La mano che Putin si aspettava di vedersi tendere, si è, invece ritratta.

Anche la volontà di rendere forte e dinamica questa coalizione fra nuove potenze emergenti è sicuramente forte, ma rimane ancora molto lavoro da fare per renderla tale e, soprattutto, stabile nel tempo.
Tra gli stessi stati membri vi sono conflitti, come quello fra Tagikistan e Kirghizistan.

Mentre due dei Paesi ospiti, Armenia e Azzerbaigian, hanno ripreso, di recente, le ostilità, come documentato sulle pagine di NoSignal.

Ma il vertice di Shanghai non aveva come tema quello della guerra in Ucraina e ridurre a ciò la sua analisi è scorretto.

Molte sono state le proposte e le iniziative lanciate dai membri e molti i progetti per il futuro. Dalla lotta al terrorismo, al contrasto al cambiamento climatico, le idee di fondo paiono interessanti, anche se si dovranno ancora fare molti passi avanti prima di poterle concretizzare.

Basti pensare che si parla di promozione della pace e del dialogo, quando uno dei Paesi membri è impegnato da mesi in una guerra., e, come detto e dimostrato, lontane paiono anche le forti collaborazioni fra i membri dello SCO, enfatizzate all’inizio del vertice.
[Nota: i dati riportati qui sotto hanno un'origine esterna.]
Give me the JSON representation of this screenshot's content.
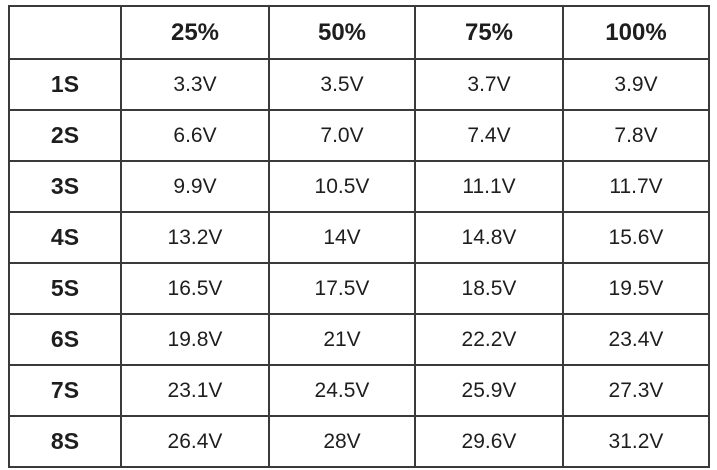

Inoltre, va aggiunto alla contraddizioni fra gli obiettivi posti e la realtà attuale, il fatto che molti sono anche i problemi che riguardano dall’interno questi Paesi e che ne minano la stessa stabilità e crescita. Negli stessi giorni del vertice, in Iran scoppiavano le rivolte per l’uccisione di una ragazza che non aveva indossato correttamente il velo.

La lezione per l’Occidente

I 44 punti del documento stilato nel corso della riunione toccano temi di interesse fondamentale. In particolare, si focalizza l’attenzione sulla collaborazione fra Paesi per la risoluzione di problemi che stanno attanagliando il mondo contemporaneo. Dalla guerra, al clima, alla lotta al terrorismo e all’alimentazione.

I membri del SCO hanno voluto, più volte, sottolineare il concetto di parità di diritti e trattamento di ciascun Paese e la conseguente partecipazione di tutti alle scelte riguardanti la politica globale.
L’enfasi è stata posta su un nuovo ordinamento che non si basi esclusivamente sulle decisioni prese da una superpotenza predominante. E forti sono state le critiche agli Stati Uniti e alla loro egemonia, con la quale pretenderebbero di poter imporre le proprie decisioni su tutto il resto del mondo.

I rappresentanti dei Paesi riuniti a Samarcanda sono stati chiari e unanimi da questo punto di vista. I loro territori, seppur con molte difficoltà, si stanno sviluppando. Ne consegue che anche loro vogliono avere un peso nelle decisioni che riguardano il mondo intero.

Un tema, quest’ultimo, sul quale l’Occidente dovrebbe effettivamente riflettere.
I Paesi più sviluppati, che da sempre hanno guardato dall’alto il resto del mondo, dovrebbero imparare non giudicare con il solito etnocentrismo gli altri popoli. Tenere conto delle loro ideologie e dei loro modelli, senza pretesa di imporre il proprio quale il migliore.
Saper cogliere quanto di positivo culture differenti possono trasmettere.

Una lezione molto importante viene dal vertice di Samarcanda. Per risolvere gli attuali problemi globali e per uno sviluppo sostenibile è fondamentale il dialogo e lo scambio di idee fra tutti i Paesi. E non ci può essere dialogo senza l’accettazione degli altri e l’apertura a loro.

Una lezione che, si spera, tutto il mondo impari presto.